Anke Huber bedauert, dass die Erweiterung der Turnierlandschaft nicht fünf Jahre früher möglich war, als die „goldene Generation“ um Kerber (33), Petkovic (33) und die bereits zurückgetretene Julia Görges (32) in voller Blüte stand. „Es ist schon schade, dass diese Spielerinnen davon nicht profitieren“, sagt sie. Auf der anderen Seite sei es wichtig, die sich nun bietenden Chancen zu nutzen, um die Leistungslücke zu schließen, die aktuell im deutschen Damentennis klafft.
„Es fehlt manchmal der letzte Biss"
„Bei Heimturnieren haben lokale Talente die Möglichkeit, mit Wildcards bei großen Turnieren in Hauptfelder hineinzuschnuppern, die sie im Ausland nicht erreichen können.
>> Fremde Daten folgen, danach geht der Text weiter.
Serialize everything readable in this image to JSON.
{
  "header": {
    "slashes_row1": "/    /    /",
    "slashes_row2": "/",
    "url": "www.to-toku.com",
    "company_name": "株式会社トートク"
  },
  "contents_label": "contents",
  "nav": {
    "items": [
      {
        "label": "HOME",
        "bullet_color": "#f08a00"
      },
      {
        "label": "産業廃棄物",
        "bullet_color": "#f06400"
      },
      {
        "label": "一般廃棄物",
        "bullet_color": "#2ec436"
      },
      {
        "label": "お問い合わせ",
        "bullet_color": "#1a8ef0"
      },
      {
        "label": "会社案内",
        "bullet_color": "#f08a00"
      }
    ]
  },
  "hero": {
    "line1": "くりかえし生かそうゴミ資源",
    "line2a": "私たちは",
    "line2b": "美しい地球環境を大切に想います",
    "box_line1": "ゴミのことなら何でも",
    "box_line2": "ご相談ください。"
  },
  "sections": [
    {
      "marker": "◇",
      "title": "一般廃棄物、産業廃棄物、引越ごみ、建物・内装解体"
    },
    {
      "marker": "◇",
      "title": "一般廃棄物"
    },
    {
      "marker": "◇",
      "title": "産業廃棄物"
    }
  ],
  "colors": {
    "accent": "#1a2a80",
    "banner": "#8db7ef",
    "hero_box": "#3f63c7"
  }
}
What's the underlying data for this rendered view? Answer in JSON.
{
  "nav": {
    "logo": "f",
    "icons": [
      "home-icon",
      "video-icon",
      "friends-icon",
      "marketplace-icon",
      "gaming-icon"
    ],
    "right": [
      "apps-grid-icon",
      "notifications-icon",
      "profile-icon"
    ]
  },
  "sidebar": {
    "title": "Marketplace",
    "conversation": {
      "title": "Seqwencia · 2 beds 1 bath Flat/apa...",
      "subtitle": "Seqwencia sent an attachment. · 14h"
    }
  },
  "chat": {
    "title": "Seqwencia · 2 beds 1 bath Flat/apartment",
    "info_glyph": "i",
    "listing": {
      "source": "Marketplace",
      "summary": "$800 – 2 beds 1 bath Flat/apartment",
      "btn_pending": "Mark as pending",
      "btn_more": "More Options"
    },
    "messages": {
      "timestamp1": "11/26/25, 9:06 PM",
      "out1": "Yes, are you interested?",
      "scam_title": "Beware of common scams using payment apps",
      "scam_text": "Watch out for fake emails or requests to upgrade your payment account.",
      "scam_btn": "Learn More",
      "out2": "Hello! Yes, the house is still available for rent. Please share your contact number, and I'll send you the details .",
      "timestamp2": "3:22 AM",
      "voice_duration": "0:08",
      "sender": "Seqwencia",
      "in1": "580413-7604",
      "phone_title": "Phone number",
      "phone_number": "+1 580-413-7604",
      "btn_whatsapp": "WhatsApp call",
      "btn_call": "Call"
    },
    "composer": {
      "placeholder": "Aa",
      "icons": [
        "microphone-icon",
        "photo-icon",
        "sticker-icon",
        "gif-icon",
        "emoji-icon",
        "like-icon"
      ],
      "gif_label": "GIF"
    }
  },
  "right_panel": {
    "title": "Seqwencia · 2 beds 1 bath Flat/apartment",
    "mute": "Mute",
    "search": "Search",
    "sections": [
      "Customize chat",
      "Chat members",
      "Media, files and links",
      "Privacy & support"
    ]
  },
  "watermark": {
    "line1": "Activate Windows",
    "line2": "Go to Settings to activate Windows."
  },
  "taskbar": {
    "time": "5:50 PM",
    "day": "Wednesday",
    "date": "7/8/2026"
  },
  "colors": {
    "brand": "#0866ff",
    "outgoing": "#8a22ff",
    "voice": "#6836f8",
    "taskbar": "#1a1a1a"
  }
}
Diese Erfahrungen sind enorm wichtig, denn schon ein überraschender Halbfinaleinzug kann helfen, die ITF-Tour hinter sich zu lassen, auf der viele sonst einfach hängen bleiben“, sagt die Bruchsalerin, die Ende der 90er-Jahre mit ihrer „Milchschnitte“-Werbung bundesweit bekannt war.
Die Sorge um die Leistungsfähigkeit der nationalen Nachwuchsasse, die kürzlich auch Damentennischefin Barbara Rittner im Abendblatt geäußert hatte, teilt Anke Huber. In Stuttgart, wo die Leistungskader des Deutschen Tennis-Bundes (DTB) regelmäßig zum Training zusammengezogen werden, schaut sie immer mal wieder vorbei – und sieht dort Dinge, die sie nachdenklich machen. „Ich stelle fest, dass die heutige Generation weicher ist, als wir es damals waren. Es fehlt manchmal der letzte Biss, dieser unbedingte Wille, sich im Leistungssport zu behaupten“, sagt sie.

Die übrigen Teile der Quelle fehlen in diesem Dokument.